To bolster its capital ratios, the bank will offer 22.9 billion new shares at 65.5 pence per share, totalling £15 billion, which will be underwritten by the Treasury. Additionally, the bank announced a government underwritten share placing of £5 billion, which, together with the newly-issued shares, is expected to raise total proceeds of £19.7 billion.
Yesterday's general meeting also saw shareholder approval of the waiver of Rule 9 of the City Code granted by the Panel on Takeovers and Mergers. This waiver was supported by 99.36% of the votes cast, or 9.8 billion shares, meaning the Treasury is not obliged to make a mandatory offer for the company.

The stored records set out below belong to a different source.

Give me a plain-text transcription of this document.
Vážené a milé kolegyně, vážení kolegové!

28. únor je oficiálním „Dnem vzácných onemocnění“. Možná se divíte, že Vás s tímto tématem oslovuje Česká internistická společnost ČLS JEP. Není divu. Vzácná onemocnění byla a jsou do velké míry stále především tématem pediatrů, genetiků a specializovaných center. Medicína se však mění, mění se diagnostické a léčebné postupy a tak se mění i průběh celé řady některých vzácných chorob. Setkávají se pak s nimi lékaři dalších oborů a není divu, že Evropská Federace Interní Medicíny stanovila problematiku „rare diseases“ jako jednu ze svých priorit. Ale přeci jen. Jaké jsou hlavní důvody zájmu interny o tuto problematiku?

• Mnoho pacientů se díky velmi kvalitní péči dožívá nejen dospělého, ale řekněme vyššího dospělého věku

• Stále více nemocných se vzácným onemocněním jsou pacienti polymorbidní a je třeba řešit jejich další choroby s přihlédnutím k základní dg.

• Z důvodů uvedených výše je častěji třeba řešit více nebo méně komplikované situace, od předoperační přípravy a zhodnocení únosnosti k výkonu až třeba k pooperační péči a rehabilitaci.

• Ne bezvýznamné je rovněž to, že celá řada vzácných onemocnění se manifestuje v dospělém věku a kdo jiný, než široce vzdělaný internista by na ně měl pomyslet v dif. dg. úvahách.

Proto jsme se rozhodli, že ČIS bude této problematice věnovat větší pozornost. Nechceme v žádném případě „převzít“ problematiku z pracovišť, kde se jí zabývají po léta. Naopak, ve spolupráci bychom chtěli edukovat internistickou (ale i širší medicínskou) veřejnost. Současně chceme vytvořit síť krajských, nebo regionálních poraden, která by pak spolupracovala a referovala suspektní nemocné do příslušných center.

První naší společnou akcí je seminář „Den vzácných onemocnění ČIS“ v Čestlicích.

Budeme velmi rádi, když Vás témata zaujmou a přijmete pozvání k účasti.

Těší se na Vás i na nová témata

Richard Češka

RBS has had a turbulent year, suffering a drop of 87% in its stock price from 366.77p on January 2 to 46p at close yesterday. In this environment the bank has been very "grateful for the Government's intervention", said bank chairman Tom McKillop.
The board conceded yesterday that the government's recapitalisation plan "was essential to the Group's ability to do business". Failure to raise capital through the placing and open offer schemes and the issue of the preference shares, would leave RBS "unable to access additional funds or find alternative methods of increasing its core tier 1 and tier 1 capital ratios", the bank noted on November 4.
RBS' attributes its problems this year and its need for government help to two primary factors. Firstly, McKillop noted: "the group's historic use of an efficient balance sheet meant that we entered the period of significant market dislocation with a capital base that was, with hindsight, low relative to the size of our balance sheet".
The second factor McKillop mentioned was the acquisition of ABN Amro, which the chairman noted yesterday "increased our exposure to those wholesale markets within which many of the problems have emerged during the course of this financial crisis".
As a result of a troubled year from RBS and its investors, McKillop apologised to share holders. "I, as the chairman of RBS Group, both personally and in the office I hold, am profoundly sorry about the position we have reached", he said.
Under the terms of yesterday's proposals. RBS will not pay dividends on its ordinary shares until the preference shares issued to the Treasury are no longer in issue, or unless otherwise agreed by Treasury. The bank noted that "it is accordingly our intention to repurchase these preference shares as soon as it is prudent and practicable to do so".
Additionally RBS' chief executive, Sir Fred Goodwin, stepped down from the board yesterday. He has been replaced by Stephen Hester.